Before he knew it, he was using heroin, hurting family and friends and garnering charges such as driving with a suspended license and failure to appear in court along the way.
Having also served 120 days for possession of narcotics in late 2012, Daniel is confident this stint in jail is his last.
“This is sober time,” Daniel said. “Your brain can play a lot of tricks on you, but this makes you realize, I don’t need any other drugs.

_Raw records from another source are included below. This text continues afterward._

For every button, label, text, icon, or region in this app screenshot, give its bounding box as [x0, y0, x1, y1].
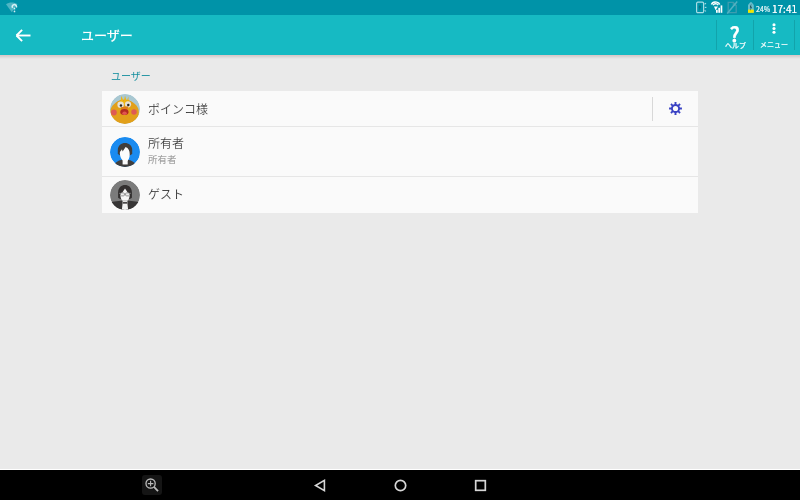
staticText: ?: [730, 19, 740, 48]
button[interactable]: Magnify: [142, 475, 162, 495]
staticText: 24%: [756, 4, 771, 14]
button[interactable]: ?: [717, 15, 753, 55]
button[interactable]: Back: [306, 471, 334, 499]
staticText: メニュー: [760, 39, 788, 49]
staticText: ユーザー: [81, 25, 133, 44]
button[interactable]: Recents: [466, 471, 494, 499]
button[interactable]: Menu: [754, 15, 794, 55]
staticText: 17:41: [772, 1, 797, 15]
button[interactable]: Home: [386, 471, 414, 499]
button[interactable]: Settings: [653, 91, 698, 126]
button[interactable]: ゲスト: [102, 177, 698, 213]
staticText: ユーザー: [111, 68, 151, 82]
staticText: 所有者: [148, 134, 185, 151]
button[interactable]: Back: [8, 20, 38, 50]
button[interactable]: 所有者: [102, 127, 698, 176]
staticText: ゲスト: [148, 185, 185, 202]
staticText: ポインコ様: [148, 100, 209, 117]
button[interactable]: ポインコ様: [102, 91, 698, 126]
staticText: ヘルプ: [725, 40, 746, 50]
staticText: 所有者: [148, 152, 177, 166]
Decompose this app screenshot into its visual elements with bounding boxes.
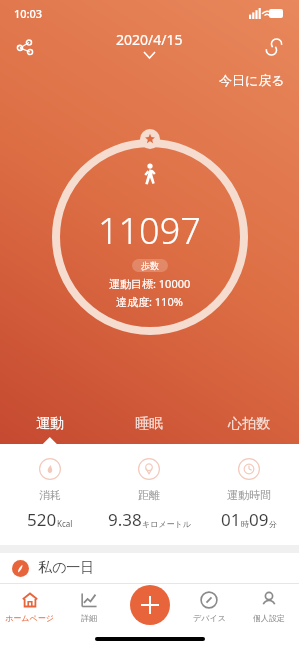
button[interactable]: 私の一日 <box>0 553 299 583</box>
button[interactable]: Link device <box>257 30 291 64</box>
staticText: 今日に戻る <box>219 72 285 88</box>
staticText: 9.38 <box>108 508 142 531</box>
staticText: 距離 <box>138 488 160 502</box>
button[interactable]: 距離 <box>99 444 199 545</box>
staticText: Kcal <box>57 518 73 529</box>
button[interactable]: 詳細 <box>59 584 119 628</box>
button[interactable]: ホームページ <box>0 584 59 628</box>
staticText: 分 <box>269 519 277 529</box>
button[interactable]: 個人設定 <box>239 584 299 628</box>
staticText: 運動 <box>36 415 64 433</box>
staticText: 私の一日 <box>38 559 95 577</box>
staticText: 心拍数 <box>228 415 270 433</box>
staticText: 時 <box>241 519 249 529</box>
staticText: ホームページ <box>5 613 54 623</box>
staticText: 10:03 <box>14 6 43 21</box>
staticText: キロメートル <box>142 519 191 529</box>
staticText: 09 <box>249 508 269 531</box>
button[interactable]: Add <box>130 585 170 625</box>
staticText: 睡眠 <box>135 415 163 433</box>
staticText: 運動目標: 10000 <box>109 276 191 291</box>
button[interactable]: 消耗 <box>0 444 99 545</box>
staticText: 消耗 <box>39 488 61 502</box>
button[interactable]: デバイス <box>179 584 239 628</box>
button[interactable]: Share <box>8 30 42 64</box>
staticText: 運動時間 <box>227 488 271 502</box>
button[interactable]: 2020/4/15 <box>116 30 183 58</box>
staticText: 歩数 <box>141 260 159 271</box>
staticText: 達成度: 110% <box>116 294 183 309</box>
staticText: 11097 <box>98 206 201 255</box>
button[interactable]: 心拍数 <box>199 404 299 444</box>
staticText: デバイス <box>193 613 226 623</box>
button[interactable]: 運動 <box>0 404 99 444</box>
button[interactable]: 運動時間 <box>199 444 299 545</box>
staticText: 個人設定 <box>253 613 285 623</box>
button[interactable]: 睡眠 <box>99 404 199 444</box>
staticText: 520 <box>27 508 57 531</box>
button[interactable]: 今日に戻る <box>219 72 285 88</box>
staticText: 01 <box>221 508 241 531</box>
staticText: 詳細 <box>81 613 97 623</box>
staticText: 2020/4/15 <box>116 30 183 49</box>
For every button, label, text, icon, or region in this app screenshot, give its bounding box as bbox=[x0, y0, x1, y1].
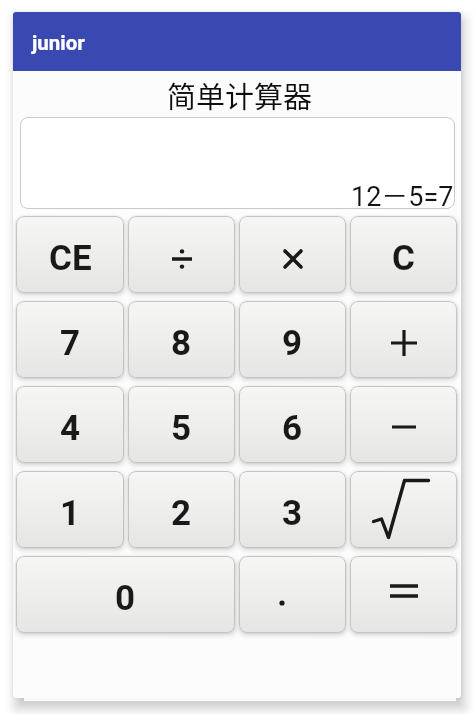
staticText: 4 bbox=[60, 408, 81, 449]
staticText: 7 bbox=[60, 323, 81, 364]
button[interactable]: C bbox=[350, 216, 457, 293]
staticText: 9 bbox=[282, 323, 303, 364]
staticText: 简单计算器 bbox=[167, 74, 313, 116]
button[interactable]: 9 bbox=[239, 301, 346, 378]
button[interactable]: 6 bbox=[239, 386, 346, 463]
staticText: junior bbox=[32, 31, 85, 55]
button[interactable]: 5 bbox=[128, 386, 235, 463]
button[interactable]: CE bbox=[16, 216, 124, 293]
staticText: 12－5=7 bbox=[351, 175, 454, 214]
button[interactable] bbox=[350, 386, 457, 463]
staticText: 6 bbox=[282, 408, 303, 449]
button[interactable]: junior bbox=[13, 12, 461, 71]
button[interactable]: 4 bbox=[16, 386, 124, 463]
staticText: C bbox=[392, 238, 415, 279]
button[interactable]: 12－5=7 bbox=[20, 117, 455, 209]
button[interactable]: 8 bbox=[128, 301, 235, 378]
staticText: 2 bbox=[171, 493, 192, 534]
button[interactable]: 7 bbox=[16, 301, 124, 378]
staticText: 5 bbox=[171, 408, 192, 449]
button[interactable] bbox=[239, 216, 346, 293]
button[interactable] bbox=[350, 471, 457, 548]
button[interactable] bbox=[128, 216, 235, 293]
button[interactable] bbox=[350, 556, 457, 633]
staticText: 3 bbox=[282, 493, 303, 534]
staticText: 0 bbox=[115, 578, 136, 619]
button[interactable]: 2 bbox=[128, 471, 235, 548]
staticText: 1 bbox=[60, 493, 81, 534]
button[interactable]: 1 bbox=[16, 471, 124, 548]
button[interactable]: 3 bbox=[239, 471, 346, 548]
button[interactable]: 0 bbox=[16, 556, 235, 633]
button[interactable] bbox=[350, 301, 457, 378]
staticText: CE bbox=[49, 238, 92, 279]
button[interactable] bbox=[239, 556, 346, 633]
staticText: 8 bbox=[171, 323, 192, 364]
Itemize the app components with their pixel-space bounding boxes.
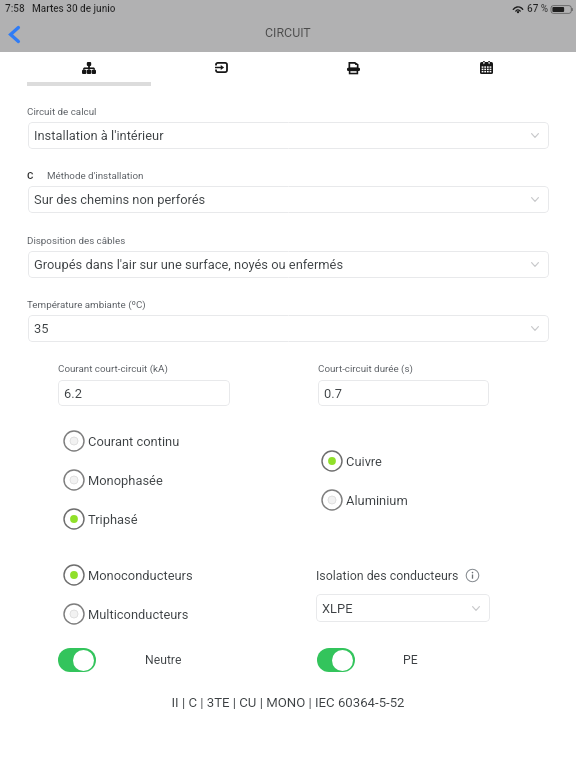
button[interactable]: Back	[0, 17, 29, 51]
button[interactable]: Calendar	[420, 52, 553, 83]
button[interactable]: Monophasée	[63, 467, 163, 493]
staticText: Triphasé	[88, 512, 138, 527]
button[interactable]: Cuivre	[321, 448, 382, 474]
staticText: 0.7	[324, 386, 342, 401]
staticText: Courant court-circuit (kA)	[58, 363, 168, 374]
staticText: Installation à l'intérieur	[34, 128, 164, 143]
staticText: Sur des chemins non perforés	[34, 192, 206, 207]
staticText: Monophasée	[88, 473, 163, 488]
button[interactable]: Diagram	[23, 52, 155, 83]
button[interactable]: Input data	[155, 52, 287, 83]
staticText: 67 %	[527, 3, 549, 15]
staticText: II | C | 3TE | CU | MONO | IEC 60364-5-5…	[0, 695, 576, 710]
button[interactable]: PE toggle	[317, 648, 355, 672]
button[interactable]: XLPE	[316, 594, 490, 622]
staticText: Monoconducteurs	[88, 568, 193, 583]
staticText: PE	[403, 653, 418, 667]
staticText: XLPE	[322, 601, 353, 616]
staticText: 35	[34, 321, 49, 336]
staticText: 7:58	[5, 3, 25, 15]
staticText: Martes 30 de junio	[32, 3, 116, 15]
button[interactable]: Courant continu	[63, 428, 180, 454]
staticText: Méthode d'installation	[47, 170, 144, 181]
staticText: Cuivre	[346, 454, 382, 469]
staticText: CIRCUIT	[265, 25, 311, 40]
button[interactable]: Sur des chemins non perforés	[28, 186, 549, 213]
staticText: Court-circuit durée (s)	[318, 363, 413, 374]
button[interactable]: Print	[287, 52, 420, 83]
button[interactable]: Monoconducteurs	[63, 562, 193, 588]
staticText: C	[27, 170, 34, 181]
staticText: Neutre	[145, 653, 182, 667]
button[interactable]: 35	[28, 315, 549, 342]
button[interactable]: Multiconducteurs	[63, 601, 189, 627]
button[interactable]: Neutre toggle	[58, 648, 96, 672]
button[interactable]: Triphasé	[63, 506, 138, 532]
staticText: Isolation des conducteurs	[316, 568, 459, 583]
button[interactable]: Installation à l'intérieur	[28, 122, 549, 149]
staticText: Température ambiante (ºC)	[27, 299, 146, 310]
staticText: 6.2	[64, 386, 82, 401]
button[interactable]: Aluminium	[321, 487, 408, 513]
staticText: Circuit de calcul	[27, 106, 97, 117]
staticText: Courant continu	[88, 434, 180, 449]
button[interactable]: 0.7	[318, 380, 489, 406]
staticText: Groupés dans l'air sur une surface, noyé…	[34, 257, 344, 272]
staticText: Multiconducteurs	[88, 607, 189, 622]
staticText: Disposition des câbles	[27, 235, 126, 246]
staticText: Aluminium	[346, 493, 408, 508]
button[interactable]: 6.2	[58, 380, 230, 406]
button[interactable]: Groupés dans l'air sur une surface, noyé…	[28, 251, 549, 278]
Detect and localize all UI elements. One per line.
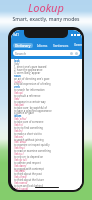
button[interactable]: Idioms: [37, 43, 48, 48]
staticText: to take care of someone: [14, 120, 44, 124]
staticText: /lʊk ˈɑːftə/: [14, 117, 27, 121]
staticText: /lʊk tuː/: [14, 152, 24, 156]
staticText: to turn and look behind: [14, 184, 43, 188]
staticText: to try to find something: [14, 126, 43, 130]
staticText: verb: [14, 85, 20, 89]
staticText: 9:41: [13, 33, 19, 37]
staticText: /lʊk ˈəʊvə/: [14, 140, 27, 144]
staticText: to think about the past: [14, 172, 42, 176]
staticText: look: [14, 59, 20, 63]
staticText: 1. direct one's gaze toward: [14, 65, 47, 69]
staticText: to appear in a certain way: [14, 100, 46, 104]
staticText: noun: [14, 74, 21, 78]
staticText: /lʊk θruː/: [14, 146, 26, 150]
staticText: Search: [15, 51, 27, 56]
staticText: idiom: [14, 114, 22, 118]
staticText: a facial expression of a feeling: [14, 82, 51, 86]
button[interactable]: Camera search: [75, 52, 78, 55]
staticText: /lʊk ɒn/: [14, 135, 24, 139]
button[interactable]: Grammar: [74, 43, 82, 48]
staticText: Dictionary: [15, 44, 31, 48]
staticText: to rely on; to depend on: [14, 155, 44, 159]
staticText: Smart, exactly, many modes: [12, 16, 80, 23]
staticText: a glance or gaze: [14, 111, 34, 115]
staticText: to regard with contempt: [14, 167, 44, 171]
staticText: Lookup: [28, 0, 64, 15]
staticText: /lʊk bæk/: [14, 169, 26, 173]
staticText: /lʊk/: [14, 97, 20, 101]
staticText: to search for information: [14, 88, 45, 92]
staticText: to read or examine something: [14, 149, 51, 153]
staticText: /lʊk ɪn/: [14, 129, 23, 133]
staticText: to consult a reference: [14, 94, 41, 98]
staticText: /lʊk daʊn/: [14, 164, 27, 168]
staticText: Idioms: [37, 44, 48, 48]
staticText: to examine or inspect quickly: [14, 143, 50, 147]
staticText: /lʊk ʌp tuː/: [14, 158, 28, 162]
button[interactable]: Search: [13, 50, 80, 56]
staticText: 2. have the appearance: [14, 68, 43, 72]
staticText: /lʊk raʊnd/: [14, 181, 28, 185]
staticText: to have a specified appearance: [14, 109, 52, 113]
staticText: Grammar: [74, 43, 82, 48]
staticText: /lʊk ʌp/: [14, 91, 24, 95]
button[interactable]: Dictionary: [15, 43, 31, 48]
staticText: /lʊk aʊt/: [14, 103, 25, 107]
staticText: to watch without joining: [14, 138, 44, 142]
staticText: /lʊk əˈhed/: [14, 175, 27, 179]
staticText: /lʊk/: [14, 62, 20, 66]
staticText: an act of directing one's gaze: [14, 77, 50, 81]
staticText: /lʊk fɔː/: [14, 123, 24, 127]
staticText: /lʊk fɔːwəd/: [14, 187, 29, 190]
staticText: to think about the future: [14, 178, 45, 182]
button[interactable]: Sentences: [53, 43, 69, 48]
staticText: to admire and respect: [14, 161, 41, 165]
button[interactable]: Voice search: [70, 52, 73, 55]
staticText: /ə lʊk/: [14, 80, 22, 84]
staticText: Sentences: [53, 44, 69, 48]
staticText: to make a short visit to: [14, 132, 42, 136]
staticText: to take care; be watchful of: [14, 106, 47, 110]
staticText: 3. seem likely; appear: [14, 71, 41, 75]
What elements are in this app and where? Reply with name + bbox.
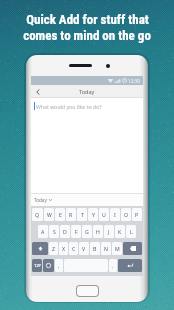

It’s a time of clarity.”
A licensed electrician, Daniel said his fiancée, who’s not a user, and a 15-month-old daughter are waiting for him at home.
“No more,” he said definitively.
Always an important factor, the cost of maintaining and possibly expanding the methadone program is especially important in Connecticut, where budget cuts and layoffs across several state agencies have been making headlines for weeks.
In Bridgeport and New Haven, third-party groups— Recovery Network of Programs (RNP) in the former, the APT Foundation in the latter —keep the methadone flowing free of charge.
In Bridgeport, RNP Chief Executive Officer John Hamilton said the program costs his organization about $120,000 annually.
“It’s the right thing to do,” Hamilton said. “It’s about recognizing that addiction is a health issue and those who are addicted should be treated like anyone else with a chronic disease.”
“When someone with diabetes goes to prison, they don’t lose access to their insulin,” he added.
Plus, he said, the $4,000 to $8,000 it costs to treat one person with methadone per year pales in comparison to the $50,000 the state shells out per year per Department of Correction bed.
“It’s a significant savings— let alone the toll on human life,” Hamilton said.
Maurer said she knows finding organizations like RNP and APT in other areas likely won’t be easy, but she maintains big goals regardless.
In addition to one day expanding the methadone maintenance program to Hartford Correctional Center, Maurer said she’d like to see methadone induction, which would allow inmates who aren’t on methadone to begin taking it while incarcerated, in the state’s facilities, too.
“The public may think this is a bad thing to do, but wouldn’t you rather have people paying taxes than living in a prison or a jail?” she asked.